Our offense, even with these titanic losses, looks to be in good hands for years with sophomore Jake Fromm currently-to-be backed up by the number one football recruit in the country in mobile Justin Fields. Jacob Eason has left the building, heading home to play for an improved program in Washington, with a great QB developer at head coach in Chris Petersen. I’d envisioned him more in the neon of Miami; his football story still unfolding.
Only one football program has an edge in our conference. That’s saying something, at Georgia, in the SEC, considering the league’s lasting power and where we’ve been as a program. We are on a peak right now as SEC champions. Not just now but ever, in the SEC. Georgia has the second-most league titles now, tied with Tennessee, who aren’t ready to contend again for a while with Jeremy Pruitt taking over for little red face, Butch Jones and Phil Fulmer getting his shine on from the orange-and-white checkerboard-ed faithful. Hate ’em.

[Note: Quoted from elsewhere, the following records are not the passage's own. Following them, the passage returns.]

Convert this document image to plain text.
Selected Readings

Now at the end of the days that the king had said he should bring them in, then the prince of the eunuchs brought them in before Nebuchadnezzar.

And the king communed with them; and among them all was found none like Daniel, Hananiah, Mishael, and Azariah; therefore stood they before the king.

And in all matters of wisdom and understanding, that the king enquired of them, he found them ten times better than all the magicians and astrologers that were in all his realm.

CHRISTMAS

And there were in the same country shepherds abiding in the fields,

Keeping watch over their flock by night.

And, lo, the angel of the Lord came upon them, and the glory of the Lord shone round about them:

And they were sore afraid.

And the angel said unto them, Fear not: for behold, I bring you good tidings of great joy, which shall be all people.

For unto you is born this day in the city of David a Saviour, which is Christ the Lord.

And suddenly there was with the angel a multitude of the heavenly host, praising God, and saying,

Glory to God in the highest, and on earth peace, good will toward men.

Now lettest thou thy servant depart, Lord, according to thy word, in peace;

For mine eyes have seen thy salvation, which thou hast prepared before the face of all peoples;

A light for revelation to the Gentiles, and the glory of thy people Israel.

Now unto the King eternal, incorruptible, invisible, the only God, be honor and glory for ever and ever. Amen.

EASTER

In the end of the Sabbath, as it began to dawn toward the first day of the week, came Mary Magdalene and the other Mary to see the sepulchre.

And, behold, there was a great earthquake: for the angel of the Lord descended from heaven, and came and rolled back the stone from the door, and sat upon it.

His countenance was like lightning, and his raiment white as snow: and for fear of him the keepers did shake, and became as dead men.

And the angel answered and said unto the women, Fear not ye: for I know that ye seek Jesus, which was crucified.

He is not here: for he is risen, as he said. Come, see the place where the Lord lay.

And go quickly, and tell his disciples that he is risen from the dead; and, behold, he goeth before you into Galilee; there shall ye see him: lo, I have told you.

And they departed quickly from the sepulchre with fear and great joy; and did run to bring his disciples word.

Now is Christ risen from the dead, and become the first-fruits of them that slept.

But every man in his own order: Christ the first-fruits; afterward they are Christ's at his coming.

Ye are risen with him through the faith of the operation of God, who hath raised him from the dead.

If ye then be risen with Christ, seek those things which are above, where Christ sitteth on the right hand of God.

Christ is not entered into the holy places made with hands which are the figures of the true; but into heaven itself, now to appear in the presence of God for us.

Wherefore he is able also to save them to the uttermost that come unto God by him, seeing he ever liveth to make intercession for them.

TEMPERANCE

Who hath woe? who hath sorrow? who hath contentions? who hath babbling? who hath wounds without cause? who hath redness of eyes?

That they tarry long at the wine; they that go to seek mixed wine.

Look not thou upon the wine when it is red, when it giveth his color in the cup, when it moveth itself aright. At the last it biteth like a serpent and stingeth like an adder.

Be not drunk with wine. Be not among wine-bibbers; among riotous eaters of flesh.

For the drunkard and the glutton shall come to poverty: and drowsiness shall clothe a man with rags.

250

The Swamp is trying to reclaim glories past but Steve Spurrier ain’t walking through that door in Dan Mullen, although he does keep an office there. Sure, Dak at MSU and Tebow at UF, but as a head coach, Mullen wins 60% and he was blown out by Georgia this season, with one of his tougher teams. Florida has the biggest-in-the-South state population, outside of Texas which is way west for our concerns. They have the talent and the recent tradition of excellence, occasional excellence under Urban Meyer (two national championships there) and Spurrier (one). I see them challenging us before long but not next year. Then that year after, our team looks to have a much more mature and experienced roster, so we should find a way stay ahead of them. Consider, only Florida, Tennessee, Georgia have won the SEC out of the East since the league split, so fret ye not about Wildcats, ‘Dores, Chickens, Mizzou, who should be moved to the SEC West in exchange for Auburn.
At LSU is a dicey spot on our upcoming schedule as Kirby has been blown out in both cross-division away games. Ole Miss put up forty-five while my face melted in Oxford. 2018 Georgia had no prayer at Jordan-Hare, Aubie cracked another forty. When it goes bad, we can still yield a full forty at Georgia; Baker Mayfield plopped up over thirty in a half and Bama’s second-half production of twenty would average out to forty over a full game. I see us handling the rest of the comp based on program volition and talent, though, we do have some road SEC games against emerging teams. And, winning repeatedly in Jacksonville has proven tricky for Georgia over modern history. The rotation used to be with Auburn on the other-off year and Tennessee and Tech in Athens. Now, all three visit the Classic City the same year, that’s even years, like 2018. Would rather not see three cupcakes scheduled.
As Bama 2015 and Clemson 2016 and Bama 2017 illustrate, 15-0 is ultimately unlikely. Our champions in the only sport that truly matters around here go 14-1. We have the type of schedule in 2018 to realistically go 11-1 entering the SEC championship as East champs, again. Maybe face Alabama.